No wonder; a merc raised in the alleys knows how to blur their outline.
“…But what’s with this stench of blood…”
Had the fighters found her?
Yekase eased her steps and pushed the bar door, breath tight as a bowstring—
The sharp reek hit like acid rain. Tears spilled without consent.
She forced her eyes open. First, two bodies beside her boots.
One face ruined, meat and glass all mixed; one jaw torn clean, tongue sliced in half.
Seeing those brutal deaths, heat rose in her chest, a nameless fire guttering in a storm.

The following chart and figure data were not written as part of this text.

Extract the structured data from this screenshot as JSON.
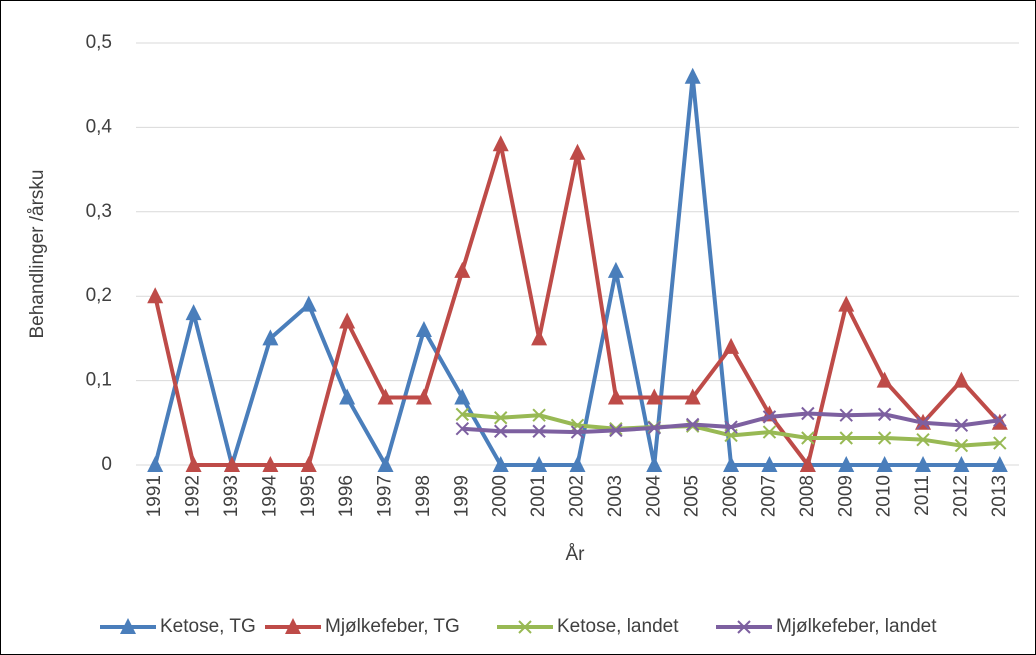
{
  "chart_data": {
    "type": "line",
    "x_label": "År",
    "y_label": "Behandlinger /årsku",
    "categories": [
      "1991",
      "1992",
      "1993",
      "1994",
      "1995",
      "1996",
      "1997",
      "1998",
      "1999",
      "2000",
      "2001",
      "2002",
      "2003",
      "2004",
      "2005",
      "2006",
      "2007",
      "2008",
      "2009",
      "2010",
      "2011",
      "2012",
      "2013"
    ],
    "ylim": [
      0,
      0.5
    ],
    "yticks": [
      0,
      {
        "value": 0.1,
        "label": "0,1"
      },
      {
        "value": 0.2,
        "label": "0,2"
      },
      {
        "value": 0.3,
        "label": "0,3"
      },
      {
        "value": 0.4,
        "label": "0,4"
      },
      {
        "value": 0.5,
        "label": "0,5"
      }
    ],
    "grid": true,
    "legend": "bottom",
    "series": [
      {
        "name": "Ketose, TG",
        "color": "#4a7ebb",
        "marker": "triangle",
        "values": [
          0,
          0.18,
          0,
          0.15,
          0.19,
          0.08,
          0,
          0.16,
          0.08,
          0,
          0,
          0,
          0.23,
          0,
          0.46,
          0,
          0,
          0,
          0,
          0,
          0,
          0,
          0
        ]
      },
      {
        "name": "Mjølkefeber, TG",
        "color": "#be4b48",
        "marker": "triangle",
        "values": [
          0.2,
          0,
          0,
          0,
          0,
          0.17,
          0.08,
          0.08,
          0.23,
          0.38,
          0.15,
          0.37,
          0.08,
          0.08,
          0.08,
          0.14,
          0.06,
          0,
          0.19,
          0.1,
          0.05,
          0.1,
          0.05
        ]
      },
      {
        "name": "Ketose, landet",
        "color": "#98b954",
        "marker": "x",
        "values": [
          null,
          null,
          null,
          null,
          null,
          null,
          null,
          null,
          0.06,
          0.056,
          0.059,
          0.047,
          0.043,
          0.045,
          0.046,
          0.035,
          0.039,
          0.032,
          0.032,
          0.032,
          0.03,
          0.023,
          0.026
        ]
      },
      {
        "name": "Mjølkefeber, landet",
        "color": "#7d60a0",
        "marker": "x",
        "values": [
          null,
          null,
          null,
          null,
          null,
          null,
          null,
          null,
          0.043,
          0.04,
          0.04,
          0.039,
          0.041,
          0.044,
          0.048,
          0.045,
          0.057,
          0.061,
          0.059,
          0.06,
          0.05,
          0.047,
          0.053
        ]
      }
    ]
  }
}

She narrowed her eyes and shouted, words like stones thrown:
“Shen Shanshan! Look what you did!”
Two heads popped up from behind the bar.
“What? They swung first.”
“You’ve got time to paint the floor with mooks, but no time to call me? Where’s the headset I gave you?!”
“I worried about eavesdroppers. Used it and crushed it…”
Shen Shanshan’s voice trailed off, thin as smoke.
“…”
Yekase didn’t know what to say. As her eyes adjusted through the blood‑tinged air, she saw Shen sitting cross‑legged behind the bar.
A guilty look; a bottle of aqua vitae tucked behind her like a child hiding sweets.
“You—you’re still drinking—”
Then she saw Xiaoyuan.
“Xiaoyuan?… Why are you here?”
“Your friend?” Xiaoyuan asked without turning.
“My buddy. Been doing the hero thing lately. Don’t tell anyone.”
“How about you don’t tell anyone first.”
Xiaoyuan nodded. “I clocked it early.”
“…Huh?”
No way. Had Mechbreaker’s tower‑curse leveled up so much that even a one‑time acquaintance could see through her?
“Flash Energy fusion,” Xiaoyuan said, fishing orange juice from the cabinet and lazily twisting the cap.
“Your fusion coefficient beats mine.”
Shen Shanshan added, “She talked with me. Said anyone who studies the essence of Infinite Power can spot the quirks in your body at a glance.”
“You two get along… So, Xiaoyuan, why are you here?”
“Emerald Pool pays big for human trials.”
“Neptune?”
“Mm.”
Figures. Neptune mechs, remote bombs—nothing you deploy without clinical trials.
And the trial material sat right here, breathing in neon.
Yekase’s mind flashed to that fighter’s face, to the dark‑green clot in Old Li’s body.
She wanted to speak, and no words came, like a dry well under a blazing sun.
Shen saw her look, clicked her tongue, and grabbed the last clean glass.
She poured in Xiaoyuan’s half‑finished orange juice, then, heart aching, cracked the aqua vitae and filled it to the brim.
She wiped a knife clean, stirred the cup a few turns, and handed it over.
“It is what it is. Have a drink.”
“We still need to go up a tier. There’s a Color‑shifter blocking—”
“You’ve got two bad habits. First, when you tense up, you can’t keep your mouth shut. Second, when you tense up, you don’t remember to relax.”
“…”
Shen lifted the cup toward her. “It’s on me.”
Yekase took the glass already sweating with condensation, chill running like rain down a window.
She leaned back against the bar and slid to the floor with a soft thump.